If there is anything in the idea that mimesis itself emerges from classical genetic mechanisms, but then comes to overtake them, or, at any rate, pull alongside of them, can we see a hemisphere shift of a kind here, too - the values of the right hemisphere emerging, almost seamlessly, from those of the left? In the atomistic sense in which an individual is understood by the left hemisphere, development takes place through a line of individuals competing with other lines of individuals via their genes - the survival of the fittest. From this point of view, the group is a potential threat to individuality, tolerated by an amalgam of wary aliens, who concede co-operation within it only for the personal benefit that it yields. From the right hemisphere point of view, whereby an individual's individuality can be understood only within a context (the group), what would look to the left hemisphere like the individual's identity being lost in the group becomes merely its being taken up (aufgehoben) within the group wherein it belongs. Out of wary opposition arises empathy: out of the world of ‘eat or be eaten’ comes a shared meal round the fire. A linear striving, my gene against yours, turns into a reverberative process of collaboration, out of which, as in the Prisoner's Dilemma, we all do better - because the ‘battle’ of the hemispheres is only a battle from the left hemisphere's point of view. From the more inclusive standpoint of the right hemisphere, it is simply another reverberative process, in which something comes into being - as all life does - through the union of separated forces, retaining their separation but within that union, one entity acting with another. If, as Heraclitus said, war is the king and father of all things, peace is the queen and mother.

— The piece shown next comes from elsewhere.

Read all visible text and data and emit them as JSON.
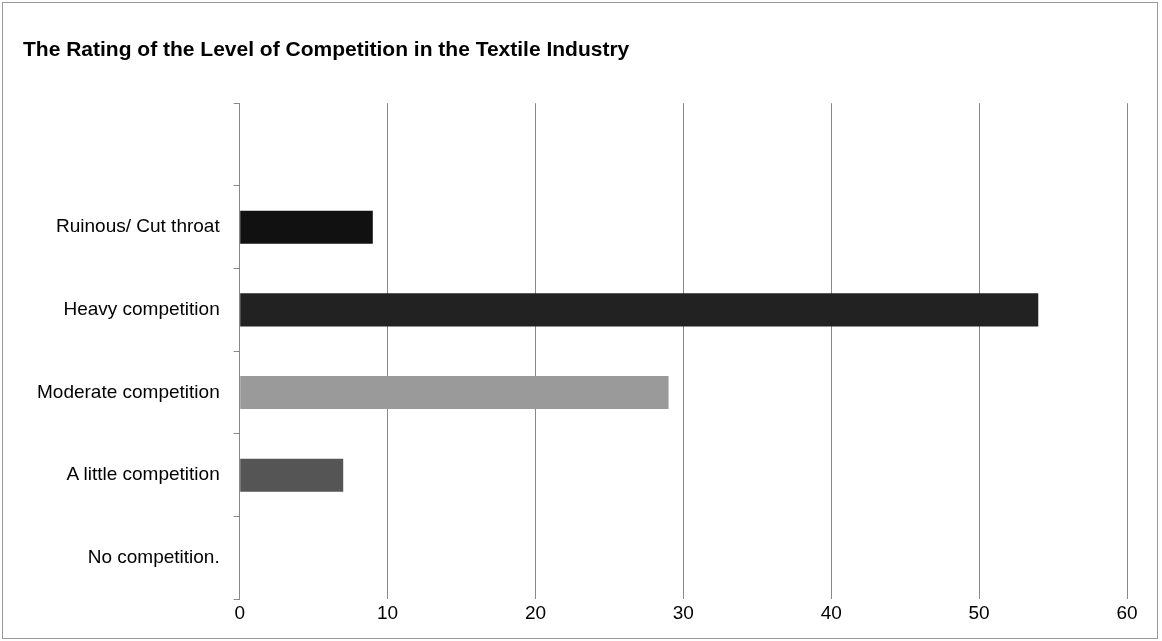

Not only that, but we progress faster, and in the direction of our choosing. At one level, evolution is really just the survival or otherwise of genes - not even their ‘striving’, or ‘competition’, because that suggests intent. Yet Dawkins dubbed the process ‘selfish’: even the best scientists, it seems, cannot help anthropomorphising. But the characterisation was right, since, if we anthropomorphise genes, much as I have anthropomorphised the hemispheres, they do operate in a selfish or ruthless fashion. Through this process we are ‘pushed from behind’, and have no say over where we go. Nonetheless, by an Aufhebungdevoutly to be wished, from all of that emerges a process, that of skill acquisition through mimesis, in which our eyes are opened, in which collaboration plays a part, and where there is a degree of freedom, in that we can choose what we imitate.

The cultural shifts in hemisphere balance that I identify should not, then, I repeat, be thought of as structural shifts in the brain, certainly not at the macro level (we know there are both structural and functional brain changes caused even by individual experience at the microscopic level). They will be functional shifts, which will have been initiated by imitation of beliefs and practices, ways of seeing the world and ways of being in the world which favour one or other of the hemispheres. These might then be given further permanence by epigenetic mechanisms replicating in the next generation the brain changes that go with such habits of mind and brain, and therefore help to encourage and entrench them.

We have, then, become free to choose our own values, our ideals. Not necessarily wisely, of course. This process could be commandeered by the left hemisphere again if it could only persuade us to imitate and acquire left-hemisphere ways of being in the world. That is what I believe has happened in recent Western history. In our contemporary world, skills have been downgraded and subverted into algorithms: we are busy imitating machines.